I’m not an economist. When I say uncertainties, I just look at the forecasts the guys bring us. And it seems to me the forecasts are always kind of downgraded as you move quarter to quarter, rather than there’s no forecasters up there that I’m aware of that are actually showing higher forecasts than they would have thought three months ago. The U.S. economy’s not in bad shape. Housing is not recovering at the anticipated rate. I’m sure there are some good underlying reasons for that. I’m not sure I can pinpoint them. But I think the important thing for our investors is number one, do you believe that housing’s going to continue to increase rather than go into a downturn, and we certainly feel that it will continue to increase. And then two is the level of market activity kind of play to our strength as far as organic growth and balancing that with financial returns, and we think we’re in a decent window, even though it’s only a million starts, which is historically low for the U.S. We still think it’s a good window to operate in, so outside of the manufacturing blip we had earlier in the year, we’re doing what we want to do, and then I’ve covered, again, we don’t like that LP’s getting what we consider more than their fair share, especially in the Midwest. So we’ve got some work to do there.

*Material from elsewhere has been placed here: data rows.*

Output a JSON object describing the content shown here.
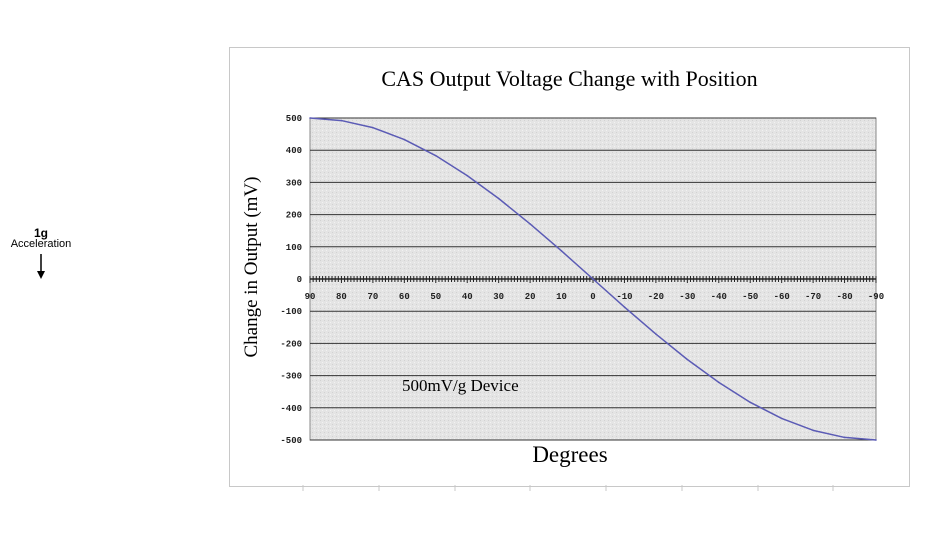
{
  "side_note": {
    "line1": "1g",
    "line2": "Acceleration",
    "arrow_icon": "down-arrow-icon"
  },
  "chart_data": {
    "type": "line",
    "title": "CAS Output Voltage Change with Position",
    "xlabel": "Degrees",
    "ylabel": "Change in Output (mV)",
    "annotation": "500mV/g Device",
    "xlim": [
      90,
      -90
    ],
    "ylim": [
      -500,
      500
    ],
    "x_ticks": [
      90,
      80,
      70,
      60,
      50,
      40,
      30,
      20,
      10,
      0,
      -10,
      -20,
      -30,
      -40,
      -50,
      -60,
      -70,
      -80,
      -90
    ],
    "x_tick_labels": [
      "90",
      "80",
      "70",
      "60",
      "50",
      "40",
      "30",
      "20",
      "10",
      "0",
      "-10",
      "-20",
      "-30",
      "-40",
      "-50",
      "-60",
      "-70",
      "-80",
      "-90"
    ],
    "y_ticks": [
      500,
      400,
      300,
      200,
      100,
      0,
      -100,
      -200,
      -300,
      -400,
      -500
    ],
    "y_tick_labels": [
      "500",
      "400",
      "300",
      "200",
      "100",
      "0",
      "-100",
      "-200",
      "-300",
      "-400",
      "-500"
    ],
    "grid": true,
    "series": [
      {
        "color": "#5b5bb5",
        "x": [
          90,
          80,
          70,
          60,
          50,
          40,
          30,
          20,
          10,
          0,
          -10,
          -20,
          -30,
          -40,
          -50,
          -60,
          -70,
          -80,
          -90
        ],
        "y": [
          500,
          492,
          470,
          433,
          383,
          321,
          250,
          171,
          87,
          0,
          -87,
          -171,
          -250,
          -321,
          -383,
          -433,
          -470,
          -492,
          -500
        ]
      }
    ]
  }
}
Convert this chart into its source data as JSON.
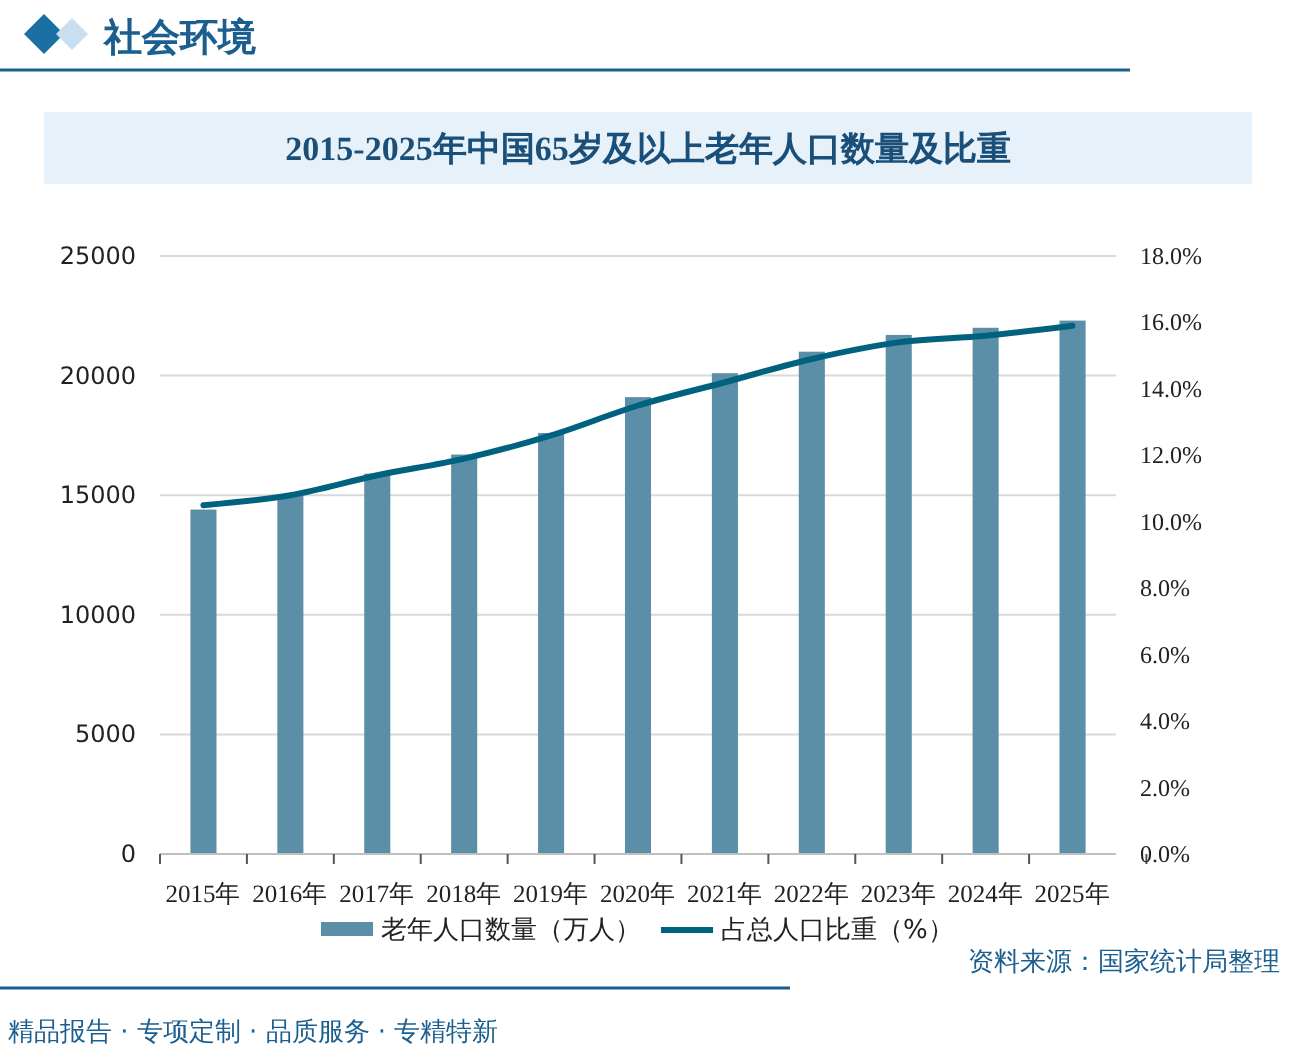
{
  "chart_data": {
    "type": "bar",
    "title": "2015-2025年中国65岁及以上老年人口数量及比重",
    "subtitle": "社会环境",
    "categories": [
      "2015年",
      "2016年",
      "2017年",
      "2018年",
      "2019年",
      "2020年",
      "2021年",
      "2022年",
      "2023年",
      "2024年",
      "2025年"
    ],
    "series": [
      {
        "name": "老年人口数量（万人）",
        "color": "#5b8fa8",
        "values": [
          14400,
          15000,
          15900,
          16700,
          17600,
          19100,
          20100,
          21000,
          21700,
          22000,
          22300
        ]
      },
      {
        "name": "占总人口比重（%）",
        "type": "line",
        "axis": "y2",
        "color": "#00627f",
        "values": [
          10.5,
          10.8,
          11.4,
          11.9,
          12.6,
          13.5,
          14.2,
          14.9,
          15.4,
          15.6,
          15.9
        ]
      }
    ],
    "ylim": [
      0,
      25000
    ],
    "yticks": [
      0,
      5000,
      10000,
      15000,
      20000,
      25000
    ],
    "y2lim": [
      0,
      18
    ],
    "y2ticks": [
      {
        "value": 0,
        "label": "0.0%"
      },
      {
        "value": 2,
        "label": "2.0%"
      },
      {
        "value": 4,
        "label": "4.0%"
      },
      {
        "value": 6,
        "label": "6.0%"
      },
      {
        "value": 8,
        "label": "8.0%"
      },
      {
        "value": 10,
        "label": "10.0%"
      },
      {
        "value": 12,
        "label": "12.0%"
      },
      {
        "value": 14,
        "label": "14.0%"
      },
      {
        "value": 16,
        "label": "16.0%"
      },
      {
        "value": 18,
        "label": "18.0%"
      }
    ],
    "grid": "y",
    "legend": "bottom",
    "marker": "none",
    "line_style": "solid",
    "annotations": [
      "资料来源：国家统计局整理",
      "精品报告 · 专项定制 · 品质服务 · 专精特新"
    ]
  }
}
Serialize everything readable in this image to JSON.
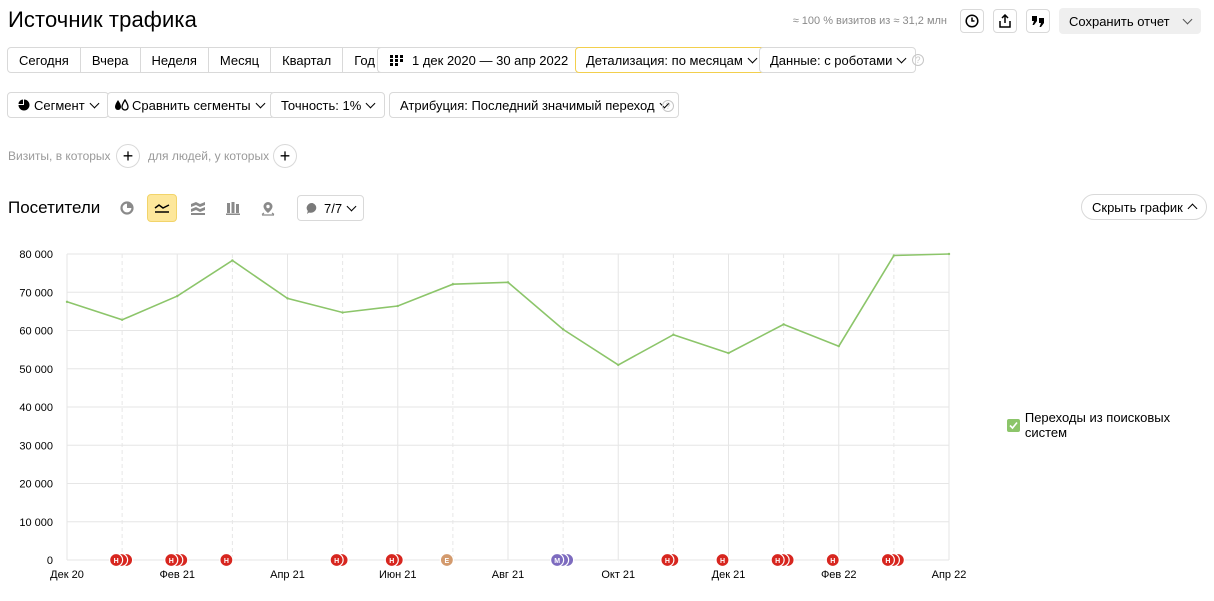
{
  "header": {
    "title": "Источник трафика",
    "visits_note": "≈ 100 % визитов из ≈ 31,2 млн",
    "save_label": "Сохранить отчет"
  },
  "periods": [
    "Сегодня",
    "Вчера",
    "Неделя",
    "Месяц",
    "Квартал",
    "Год"
  ],
  "date_range": "1 дек 2020 — 30 апр 2022",
  "detail_label": "Детализация: по месяцам",
  "data_label": "Данные: с роботами",
  "segment_label": "Сегмент",
  "compare_label": "Сравнить сегменты",
  "accuracy_label": "Точность: 1%",
  "attribution_label": "Атрибуция: Последний значимый переход",
  "filters": {
    "visits_label": "Визиты, в которых",
    "people_label": "для людей, у которых"
  },
  "section": {
    "title": "Посетители",
    "annotations_label": "7/7",
    "hide_chart_label": "Скрыть график"
  },
  "colors": {
    "series": "#8cc56a",
    "marker_red": "#d7261f",
    "marker_orange": "#d39a6d",
    "marker_purple": "#7d6bbf",
    "highlight": "#fde79b"
  },
  "chart_data": {
    "type": "line",
    "x": [
      "Дек 20",
      "Янв 21",
      "Фев 21",
      "Мар 21",
      "Апр 21",
      "Май 21",
      "Июн 21",
      "Июл 21",
      "Авг 21",
      "Сен 21",
      "Окт 21",
      "Ноя 21",
      "Дек 21",
      "Янв 22",
      "Фев 22",
      "Мар 22",
      "Апр 22"
    ],
    "x_tick_labels": [
      "Дек 20",
      "Фев 21",
      "Апр 21",
      "Июн 21",
      "Авг 21",
      "Окт 21",
      "Дек 21",
      "Фев 22",
      "Апр 22"
    ],
    "series": [
      {
        "name": "Переходы из поисковых систем",
        "values": [
          67500,
          62800,
          69000,
          78300,
          68400,
          64700,
          66400,
          72100,
          72600,
          60300,
          51000,
          58900,
          54100,
          61600,
          55900,
          79600,
          80000
        ]
      }
    ],
    "y_ticks": [
      "80 000",
      "70 000",
      "60 000",
      "50 000",
      "40 000",
      "30 000",
      "20 000",
      "10 000",
      "0"
    ],
    "ylim": [
      0,
      80000
    ],
    "grid": true,
    "legend": "right",
    "annotations": [
      {
        "index": 1,
        "letter": "Н",
        "count": 3,
        "color": "red"
      },
      {
        "index": 2,
        "letter": "Н",
        "count": 3,
        "color": "red"
      },
      {
        "index": 3,
        "letter": "Н",
        "count": 1,
        "color": "red"
      },
      {
        "index": 5,
        "letter": "Н",
        "count": 2,
        "color": "red"
      },
      {
        "index": 6,
        "letter": "Н",
        "count": 2,
        "color": "red"
      },
      {
        "index": 7,
        "letter": "Е",
        "count": 1,
        "color": "orange"
      },
      {
        "index": 9,
        "letter": "М",
        "count": 3,
        "color": "purple"
      },
      {
        "index": 11,
        "letter": "Н",
        "count": 2,
        "color": "red"
      },
      {
        "index": 12,
        "letter": "Н",
        "count": 1,
        "color": "red"
      },
      {
        "index": 13,
        "letter": "Н",
        "count": 3,
        "color": "red"
      },
      {
        "index": 14,
        "letter": "Н",
        "count": 1,
        "color": "red"
      },
      {
        "index": 15,
        "letter": "Н",
        "count": 3,
        "color": "red"
      }
    ]
  }
}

Steven Johnson-Australian Associated Press

Analyst

And then also, on Australia, I know it’s a smaller part of your market, but do you think that attached housing segment of the Australian market is looking relatively promising?

Louis Gries

Management

I think yeah, the Australian market’s good right now. It doesn’t play as well to our strengths as we’d like. We’re more a single family, new construction type product in Australia than we are medium density. And the density’s moving in Australia, so we’ve got a little work to do on kind of product line development to make sure we’re more balanced across the segments in Australia. But I don’t want to underplay how well the Australian business has positioned itself and how well they’re currently running. I think we have a really good business in Australia.

Steven Johnson-Australian Associated Press

Analyst

And finally, asbestos liabilities, do you see any unanticipated increases coming up in the full year?

Louis Gries

Management

Well, no. Again, our asbestos liability is tied to the [indiscernible] so that’s a calculation on our net operating cash flow. So we have our forecast for our cash flow, and we know what percentage we pay into the fund next July. So I’d say that’s as accurate as our financial forecast. There’s nothing outside of that.

Operator

Operator

It appears as though we have no further questions.

A - Louis Gries

Analyst

All right, thank you very much. Appreciate it.